Ways to Work Your Upper Body on a Treadmill
Posted on 2016-09-06
Running is an effective all-around workout, but it is important to also strengthen your upper body. Sometimes when you get into your running routine, you forget about toning your arms. Try implementing the following tips to work your upper body on the treadmill.
After you’ve finished warming up with a small run, pause your treadmill and step off the belt, stepping to the sides of your treadmill. Place your hands close together on your treadmill’s handlebar and while keeping your feet flat on the sides, bring your chest all the way to the handlebar. Repeat this exercise until you can feel your arms burning, and then do 10 more. When done consistently, these incline pushups can help a great deal in toning your arms.

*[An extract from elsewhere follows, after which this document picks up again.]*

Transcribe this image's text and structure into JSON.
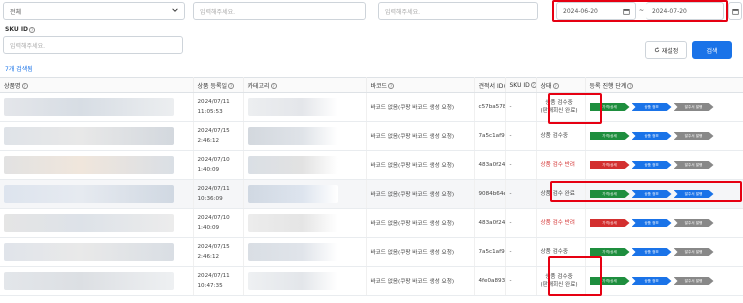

Your triceps are the biggest muscles on your arms making up about 2⁄3 of your arm muscle, so if you want to change the shape of your arms, then you need to work your triceps. A simple and very effective way of working your triceps is by doing tricep dips. You can do this by standing on the belt of your treadmill while it’s paused or off, facing normally, reach slightly behind you and grip the handlebars. Shift your weight to your heels and bend your arms so that your triceps are carrying your weight, push back up, returning to your starting position. Repeat this exercise after about 20 reps, depending on your strength.
Mountain climbers are highly effective at working your triceps and chest. Turn off your treadmill and while on the belt, get onto your hands and feet. Make sure that your shoulders are over your wrist and that your arms are straight. Then while your right leg is straight, bring your left leg to your chest and then alternate your legs as quickly as you can. For an added workout, while alternating your legs, use enough force so that you make the belt of your treadmill move as well.
Plank to Pike
This last exercise is a little bit tricky, but once you’ve figured it out, you’ll find that it’s great at working your shoulders, triceps, chest and your latissimus dorsi. Set your treadmill to a pace of 0.5, then face the rear of your treadmill and put your hands on each side of the treadmill. Put your feet at the front of the treadmill in the plank position, the belt will do a lot of the work for you by bringing you from the plank to the pike position. Once in the pike position, shoot your feet behind you back into the plank position. Repeat this exercise for about a minute, you’ll find that as you become stronger, you’ll be able to do this exercise longer. If you’re still unsure on what this exercise looks like, be sure and watch a tutorial so that you are completely confident in what your technique should be.
If you’re looking for other ideas about how to get the most out of your treadmill check out these sites to learn how to squeeze in a quick workout, or learn how to hill train using your treadmill’s incline. You can even learn about mistakes you may be making on your treadmill and how to stop them. Your treadmill is a tool that can be used for way more than just running; it just takes a little bit of research and practice to find new ways to utilize your treadmill.